Je ne t'entends plus ; je ne puis comprendre des oracles
enveloppés d'énigmes.
CASSANDRE
Ciel ! ô ciel ! que vois-je ? Est-ce le filet de
l'enfer ? Quel piège ! L'assassin, c'est
l'épouse elle-même. Furies insatiables du sang
de la race de Pélops, réjouissez-vous sur ce
sanglant sacrifice.
LE CHOEUR
Quelles sont ces Furies, que tu invites à la joie ?
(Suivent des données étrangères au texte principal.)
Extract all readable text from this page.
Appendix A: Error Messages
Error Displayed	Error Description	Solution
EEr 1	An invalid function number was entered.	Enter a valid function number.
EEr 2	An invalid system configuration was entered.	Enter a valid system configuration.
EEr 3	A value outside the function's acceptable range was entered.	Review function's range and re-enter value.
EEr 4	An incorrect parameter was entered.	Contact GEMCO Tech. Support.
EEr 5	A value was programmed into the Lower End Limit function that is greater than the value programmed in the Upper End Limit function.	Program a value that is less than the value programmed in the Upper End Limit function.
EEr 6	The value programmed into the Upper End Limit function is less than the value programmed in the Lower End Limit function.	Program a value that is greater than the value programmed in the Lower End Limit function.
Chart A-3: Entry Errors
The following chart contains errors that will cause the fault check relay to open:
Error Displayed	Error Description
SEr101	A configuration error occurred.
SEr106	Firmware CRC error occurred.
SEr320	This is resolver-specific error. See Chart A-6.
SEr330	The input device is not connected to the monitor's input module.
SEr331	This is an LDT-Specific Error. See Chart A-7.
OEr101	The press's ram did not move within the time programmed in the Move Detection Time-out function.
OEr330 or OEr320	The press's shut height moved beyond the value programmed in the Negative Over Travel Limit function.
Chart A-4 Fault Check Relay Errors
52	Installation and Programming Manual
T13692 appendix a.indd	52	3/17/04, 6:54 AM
Tes paroles m'alarment. Mon sang troublé se retire
vers mon coeur, comme si j'étais percé d'un
coup mortel, et que mes yeux se fermassent pour jamais au
jour. Un malheur prochain nous menace.
CASSANDRE
Vois, vois. Ecarte le taureau de la génisse. Elle le
surprend enveloppé dans un vêtement artificieux,
elle le frappe, il tombe dans son bain, dans le vase de la
ruse et de la mort.
LE CHOEUR
Je ne me vante point de savoir expliquer les oracles ; mais
j'entrevois ici de grands désastres. Hélas !
quel bonheur les oracles annoncent-ils jamais aux mortels ?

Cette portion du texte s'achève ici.